If $x, y, z$ are distinct and $\Delta=\left|\begin{array}{lll}x & x^{2} & 1+x^{3} \\ y & y^{2} & 1+y^{3} \\ z & z^{2} & 1+z^{3}\end{array}\right|=0,$ then show that $1+x y z=0$.

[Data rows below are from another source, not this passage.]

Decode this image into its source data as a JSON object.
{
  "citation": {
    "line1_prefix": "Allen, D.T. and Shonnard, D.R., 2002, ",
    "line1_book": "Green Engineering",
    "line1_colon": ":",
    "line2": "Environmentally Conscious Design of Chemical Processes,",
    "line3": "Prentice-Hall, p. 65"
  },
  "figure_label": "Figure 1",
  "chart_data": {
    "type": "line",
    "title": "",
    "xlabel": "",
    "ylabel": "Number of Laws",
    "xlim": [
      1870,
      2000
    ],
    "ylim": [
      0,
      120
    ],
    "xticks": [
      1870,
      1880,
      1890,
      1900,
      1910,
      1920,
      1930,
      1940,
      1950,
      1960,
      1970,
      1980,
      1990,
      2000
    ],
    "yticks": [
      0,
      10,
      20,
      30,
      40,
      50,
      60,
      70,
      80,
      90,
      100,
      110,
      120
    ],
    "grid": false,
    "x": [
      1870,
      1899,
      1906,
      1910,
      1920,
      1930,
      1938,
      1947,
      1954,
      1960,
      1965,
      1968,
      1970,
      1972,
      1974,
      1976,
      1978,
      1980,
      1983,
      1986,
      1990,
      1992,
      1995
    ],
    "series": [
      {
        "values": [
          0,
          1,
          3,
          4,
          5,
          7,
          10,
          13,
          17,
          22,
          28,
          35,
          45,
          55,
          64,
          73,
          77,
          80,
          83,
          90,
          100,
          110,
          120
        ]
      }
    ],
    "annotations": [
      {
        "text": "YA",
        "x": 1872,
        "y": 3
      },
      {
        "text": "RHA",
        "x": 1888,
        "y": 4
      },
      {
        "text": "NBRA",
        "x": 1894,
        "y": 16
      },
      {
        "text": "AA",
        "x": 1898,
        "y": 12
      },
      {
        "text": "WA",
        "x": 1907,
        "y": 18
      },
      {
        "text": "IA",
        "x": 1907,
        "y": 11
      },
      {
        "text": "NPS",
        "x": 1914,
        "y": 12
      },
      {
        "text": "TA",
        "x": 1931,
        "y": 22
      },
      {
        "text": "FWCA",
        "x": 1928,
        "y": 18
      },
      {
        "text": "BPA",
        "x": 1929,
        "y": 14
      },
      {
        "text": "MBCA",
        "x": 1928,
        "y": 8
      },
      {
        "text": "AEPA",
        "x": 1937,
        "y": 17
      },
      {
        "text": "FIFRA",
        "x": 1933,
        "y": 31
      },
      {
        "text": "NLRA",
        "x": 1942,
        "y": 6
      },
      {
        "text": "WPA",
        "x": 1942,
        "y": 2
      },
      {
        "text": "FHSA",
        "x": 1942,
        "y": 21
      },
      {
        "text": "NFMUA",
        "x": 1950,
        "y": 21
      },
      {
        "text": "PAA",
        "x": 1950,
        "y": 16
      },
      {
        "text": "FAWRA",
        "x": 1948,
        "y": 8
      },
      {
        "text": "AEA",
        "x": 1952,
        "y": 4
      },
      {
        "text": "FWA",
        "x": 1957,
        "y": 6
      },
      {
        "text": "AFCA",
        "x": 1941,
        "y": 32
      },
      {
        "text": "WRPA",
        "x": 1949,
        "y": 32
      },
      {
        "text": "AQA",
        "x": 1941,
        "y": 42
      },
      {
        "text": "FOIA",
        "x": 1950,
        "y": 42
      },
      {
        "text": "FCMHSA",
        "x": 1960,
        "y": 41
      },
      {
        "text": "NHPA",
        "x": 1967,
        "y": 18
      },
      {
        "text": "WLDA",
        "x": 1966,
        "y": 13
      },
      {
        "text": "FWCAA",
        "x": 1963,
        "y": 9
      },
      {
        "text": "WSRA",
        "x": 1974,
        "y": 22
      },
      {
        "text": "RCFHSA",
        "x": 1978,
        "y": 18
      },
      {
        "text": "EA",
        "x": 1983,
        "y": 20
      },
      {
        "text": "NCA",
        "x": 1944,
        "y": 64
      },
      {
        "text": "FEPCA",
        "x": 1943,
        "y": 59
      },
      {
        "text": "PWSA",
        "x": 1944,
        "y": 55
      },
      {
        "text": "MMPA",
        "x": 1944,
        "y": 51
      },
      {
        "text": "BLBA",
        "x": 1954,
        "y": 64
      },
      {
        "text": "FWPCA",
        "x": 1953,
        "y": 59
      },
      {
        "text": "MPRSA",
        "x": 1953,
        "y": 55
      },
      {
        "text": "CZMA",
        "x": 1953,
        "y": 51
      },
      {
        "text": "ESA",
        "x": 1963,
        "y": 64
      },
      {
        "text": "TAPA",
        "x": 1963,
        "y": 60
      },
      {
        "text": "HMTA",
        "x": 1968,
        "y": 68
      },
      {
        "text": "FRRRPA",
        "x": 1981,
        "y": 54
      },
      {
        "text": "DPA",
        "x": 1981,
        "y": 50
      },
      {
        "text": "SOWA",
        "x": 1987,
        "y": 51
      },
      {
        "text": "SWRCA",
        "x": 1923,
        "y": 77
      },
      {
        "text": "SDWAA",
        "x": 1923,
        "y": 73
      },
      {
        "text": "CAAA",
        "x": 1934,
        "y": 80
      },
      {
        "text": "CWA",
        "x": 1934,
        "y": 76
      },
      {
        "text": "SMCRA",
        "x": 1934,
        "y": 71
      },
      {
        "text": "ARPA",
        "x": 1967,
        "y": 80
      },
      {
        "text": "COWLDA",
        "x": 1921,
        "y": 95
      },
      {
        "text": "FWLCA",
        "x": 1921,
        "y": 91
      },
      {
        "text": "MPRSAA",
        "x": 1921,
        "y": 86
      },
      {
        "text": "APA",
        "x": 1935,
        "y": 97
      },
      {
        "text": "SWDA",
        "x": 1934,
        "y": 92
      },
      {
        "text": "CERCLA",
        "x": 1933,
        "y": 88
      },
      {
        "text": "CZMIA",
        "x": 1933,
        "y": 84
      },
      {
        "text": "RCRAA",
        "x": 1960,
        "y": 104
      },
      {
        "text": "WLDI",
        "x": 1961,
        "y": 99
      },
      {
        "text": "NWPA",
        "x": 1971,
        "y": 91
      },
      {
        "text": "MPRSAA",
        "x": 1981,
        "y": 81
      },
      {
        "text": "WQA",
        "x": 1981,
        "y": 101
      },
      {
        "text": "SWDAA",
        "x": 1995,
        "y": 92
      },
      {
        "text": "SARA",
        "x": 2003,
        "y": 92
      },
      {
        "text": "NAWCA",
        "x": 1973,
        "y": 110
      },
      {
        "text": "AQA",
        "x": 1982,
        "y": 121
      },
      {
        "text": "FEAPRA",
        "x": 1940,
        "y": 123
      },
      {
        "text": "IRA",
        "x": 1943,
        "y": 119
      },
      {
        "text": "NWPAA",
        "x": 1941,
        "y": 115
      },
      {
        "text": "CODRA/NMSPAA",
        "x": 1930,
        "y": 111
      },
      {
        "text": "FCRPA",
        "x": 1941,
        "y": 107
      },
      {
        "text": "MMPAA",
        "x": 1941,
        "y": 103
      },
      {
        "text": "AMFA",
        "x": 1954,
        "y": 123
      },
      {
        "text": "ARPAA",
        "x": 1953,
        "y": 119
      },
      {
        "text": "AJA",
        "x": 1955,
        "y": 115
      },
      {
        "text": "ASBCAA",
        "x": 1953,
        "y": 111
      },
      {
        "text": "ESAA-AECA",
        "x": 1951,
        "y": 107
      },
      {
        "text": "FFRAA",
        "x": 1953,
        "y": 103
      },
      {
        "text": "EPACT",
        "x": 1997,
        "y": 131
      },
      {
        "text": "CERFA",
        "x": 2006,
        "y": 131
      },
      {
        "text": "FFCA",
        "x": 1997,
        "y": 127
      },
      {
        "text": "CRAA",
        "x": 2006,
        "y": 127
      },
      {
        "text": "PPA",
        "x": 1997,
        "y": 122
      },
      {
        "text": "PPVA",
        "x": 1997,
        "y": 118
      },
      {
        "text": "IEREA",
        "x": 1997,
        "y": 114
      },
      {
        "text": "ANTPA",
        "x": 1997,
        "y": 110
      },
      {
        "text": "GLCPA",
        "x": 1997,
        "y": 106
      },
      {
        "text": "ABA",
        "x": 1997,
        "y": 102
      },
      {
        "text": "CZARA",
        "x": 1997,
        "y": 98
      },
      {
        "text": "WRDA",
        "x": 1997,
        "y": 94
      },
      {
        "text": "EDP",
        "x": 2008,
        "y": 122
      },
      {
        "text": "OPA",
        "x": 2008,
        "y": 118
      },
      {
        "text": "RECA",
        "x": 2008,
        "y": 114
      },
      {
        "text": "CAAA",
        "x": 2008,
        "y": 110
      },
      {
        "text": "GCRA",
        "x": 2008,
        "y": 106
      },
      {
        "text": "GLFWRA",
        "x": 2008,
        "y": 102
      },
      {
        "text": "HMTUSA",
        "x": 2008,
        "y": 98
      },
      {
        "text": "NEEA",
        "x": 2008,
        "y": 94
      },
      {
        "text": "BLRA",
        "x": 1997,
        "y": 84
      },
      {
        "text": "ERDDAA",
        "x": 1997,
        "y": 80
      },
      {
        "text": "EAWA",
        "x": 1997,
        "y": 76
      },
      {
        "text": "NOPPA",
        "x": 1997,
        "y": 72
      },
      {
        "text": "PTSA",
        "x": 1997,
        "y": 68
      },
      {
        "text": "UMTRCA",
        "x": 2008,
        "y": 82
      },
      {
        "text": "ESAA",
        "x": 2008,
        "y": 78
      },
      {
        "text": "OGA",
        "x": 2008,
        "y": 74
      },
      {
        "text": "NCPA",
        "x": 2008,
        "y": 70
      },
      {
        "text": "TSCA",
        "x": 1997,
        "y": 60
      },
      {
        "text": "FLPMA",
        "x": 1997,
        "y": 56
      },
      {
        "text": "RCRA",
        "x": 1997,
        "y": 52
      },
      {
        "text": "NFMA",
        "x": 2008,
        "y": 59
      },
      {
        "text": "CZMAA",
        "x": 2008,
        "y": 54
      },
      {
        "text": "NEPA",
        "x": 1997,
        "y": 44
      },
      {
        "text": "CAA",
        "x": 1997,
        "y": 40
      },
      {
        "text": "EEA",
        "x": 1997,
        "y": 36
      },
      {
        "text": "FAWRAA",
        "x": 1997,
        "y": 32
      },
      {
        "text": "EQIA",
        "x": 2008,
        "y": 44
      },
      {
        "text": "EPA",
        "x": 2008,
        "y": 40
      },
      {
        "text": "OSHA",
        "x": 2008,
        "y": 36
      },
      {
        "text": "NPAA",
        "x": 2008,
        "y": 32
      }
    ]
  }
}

(A) We have $\Delta=\left|\begin{array}{lll}x & x^{2} & 1+x^{3} \\ y & y^{2} & 1+y^{3} \\ z & z^{2} & 1+z^{3}\end{array}\right|$
$= \left|\begin{array}{lll}x & x^{2} & 1 \\ y & y^{2} & 1 \\ z & z^{2} & 1\end{array}\right| + \left|\begin{array}{lll}x & x^{2} & x^{3} \\ y & y^{2} & y^{3} \\ z & z^{2} & z^{3}\end{array}\right|$
$= (-1)^{2} \left|\begin{array}{ccc}1 & x & x^{2} \\ 1 & y & y^{2} \\ 1 & z & z^{2}\end{array}\right| + x y z \left|\begin{array}{ccc}1 & x & x^{2} \\ 1 & y & y^{2} \\ 1 & z & z^{2}\end{array}\right| \quad (\text{Using } C_{3} \leftrightarrow C_{2} \text{ and then } C_{1} \leftrightarrow C_{2})$
$= (1+x y z) \left|\begin{array}{ccc}1 & x & x^{2} \\ 1 & y & y^{2} \\ 1 & z & z^{2}\end{array}\right|$
$= (1+x y z) \left|\begin{array}{ccc}1 & x & x^{2} \\ 0 & y-x & y^{2}-x^{2} \\ 0 & z-x & z^{2}-x^{2}\end{array}\right| \quad (\text{Using } R_{2} \rightarrow R_{2}-R_{1} \text{ and } R_{3} \rightarrow R_{3}-R_{1})$
Taking out common factors $(y-x)$ from $R_{2}$ and $(z-x)$ from $R_{3}$,we get
$\Delta = (1+x y z)(y-x)(z-x) \left|\begin{array}{ccc}1 & x & x^{2} \\ 0 & 1 & y+x \\ 0 & 1 & z+x\end{array}\right|$
$= (1+x y z)(y-x)(z-x)(z-y)$ (on expanding along $C_{1}$)
Since $\Delta=0$ and $x, y, z$ are all distinct,i.e.,$x-y \neq 0, y-z \neq 0, z-x \neq 0$,we get $1+x y z=0$.